Perasaan Gus Dur kepada umat hari ini saya kira sama dengan perasaan Baginda Nabi yang telah Allah swt. bentangkan seluas-seluasnya. Tuhan telah buka dada Sang Baginda dan seluruh pewarisnya agar mampu merespon dan menampung setiap penderitaan apapun yang umat manusia alami. Agar segera turut berupaya keras menyelesaikannya.
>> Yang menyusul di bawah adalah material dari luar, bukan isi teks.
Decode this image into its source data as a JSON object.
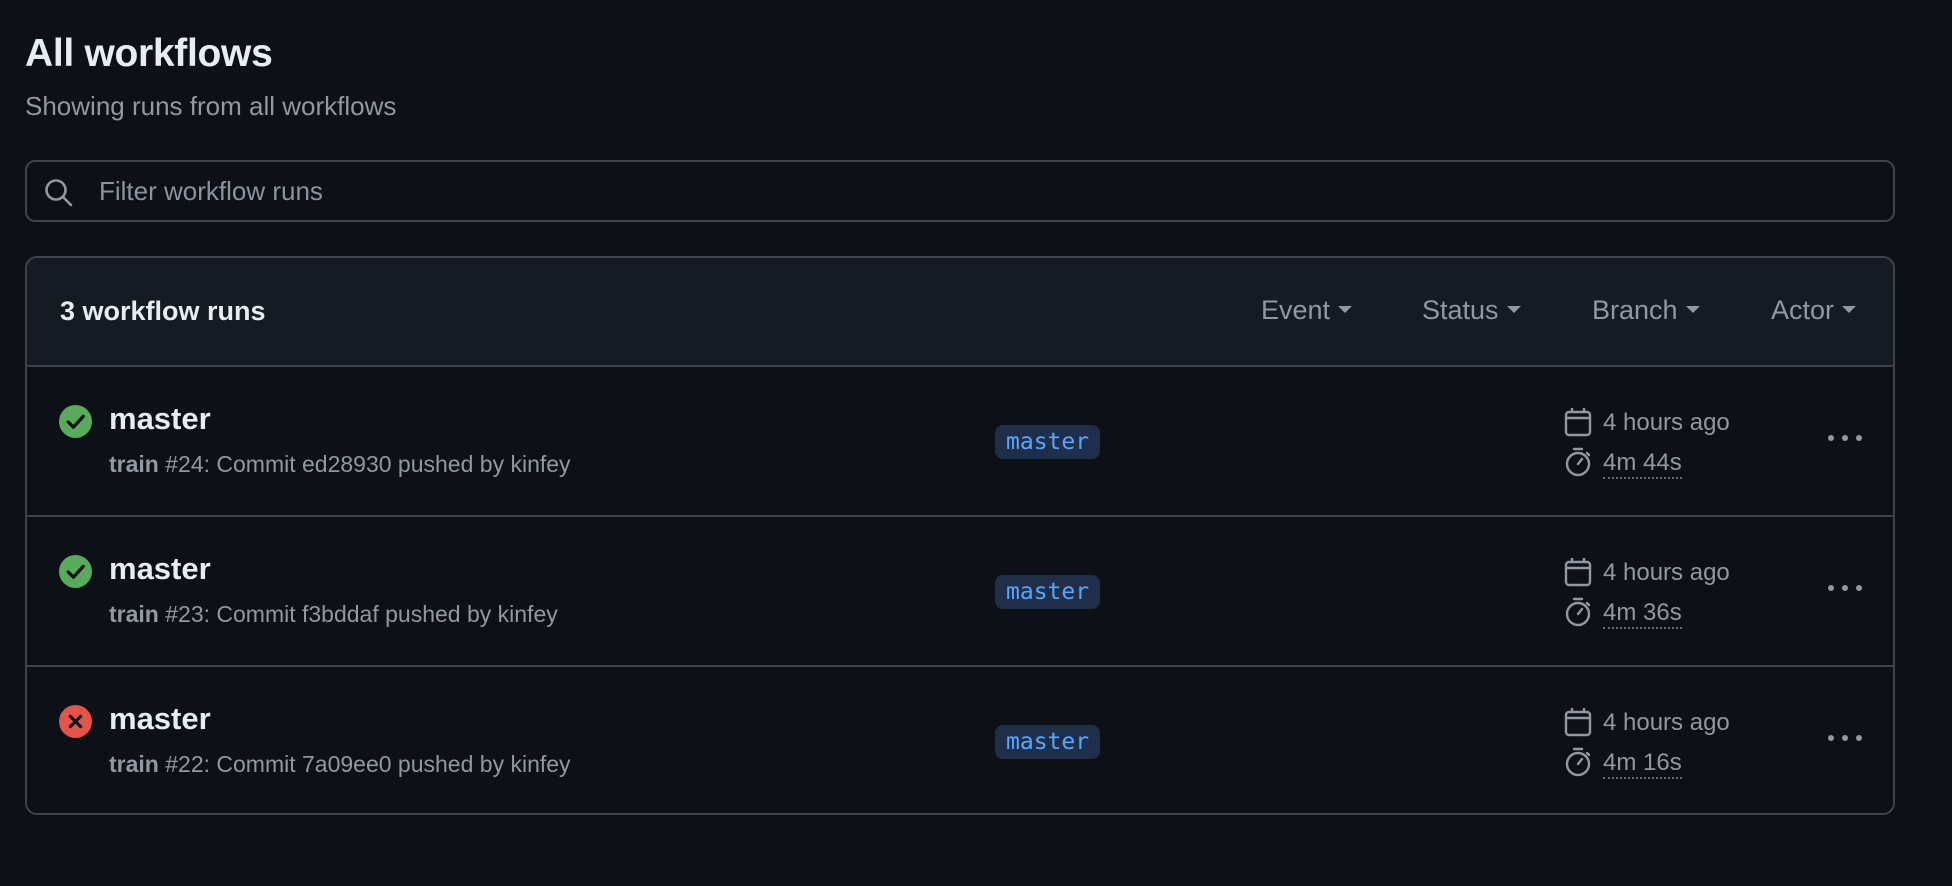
{
  "header": {
    "title": "All workflows",
    "subtitle": "Showing runs from all workflows"
  },
  "search": {
    "icon": "search-icon",
    "placeholder": "Filter workflow runs",
    "value": ""
  },
  "runs": {
    "count_label": "3 workflow runs",
    "filters": {
      "event": "Event",
      "status": "Status",
      "branch": "Branch",
      "actor": "Actor"
    },
    "items": [
      {
        "title": "master",
        "status": "success",
        "workflow": "train",
        "run_info": "#24: Commit ed28930 pushed by kinfey",
        "branch": "master",
        "time_ago": "4 hours ago",
        "duration": "4m 44s"
      },
      {
        "title": "master",
        "status": "success",
        "workflow": "train",
        "run_info": "#23: Commit f3bddaf pushed by kinfey",
        "branch": "master",
        "time_ago": "4 hours ago",
        "duration": "4m 36s"
      },
      {
        "title": "master",
        "status": "failure",
        "workflow": "train",
        "run_info": "#22: Commit 7a09ee0 pushed by kinfey",
        "branch": "master",
        "time_ago": "4 hours ago",
        "duration": "4m 16s"
      }
    ]
  },
  "colors": {
    "background": "#0d1117",
    "header_bg": "#151b23",
    "border": "#3d444d",
    "success": "#57ab5a",
    "failure": "#e5534b",
    "branch_tag_bg": "#1f2f4a",
    "branch_tag_text": "#58a6ff"
  }
}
Serta terus-menerus mendoakan, dan memohonkan ampunan serta keselamatan.
Bila Tuhan menerangkan bahwa Nabi Muhammad saw. sesungguhnya adalah insan yang meninggalkan jasadnya (QS. 3: 144). Namun rahmat dan kasih sayangnya akan tetap terus hidup, mengalir untuk umat hingga akhir masa. Maka pribadi seperti Gus Dur juga akan demikian pula.
Sesungguhnya wafatnya Para Kekasih Allah swt. tidak benar-benar wafat. Mereka akan terus menyaksikan serta menaungi seluruh kerja-kerja kemanusiaan yang terus kita upayakan agar alam raya ini berjalan baik, penuh kemaslahatan.
Teladani Nabi dan Para Ulama
Gus Dur menurut saya adalah pribadi yang terus berusaha menyambungkan sanad berbagai pemikiran dan tindakannya kepada para Ulama pendahulu, hingga sampai kepada Baginda Nabi Muhammad saw. Ini tampak dari berbagai pemikiran dan langkahnya yang terang, menunjukkan keteladanan bagi umat hari ini.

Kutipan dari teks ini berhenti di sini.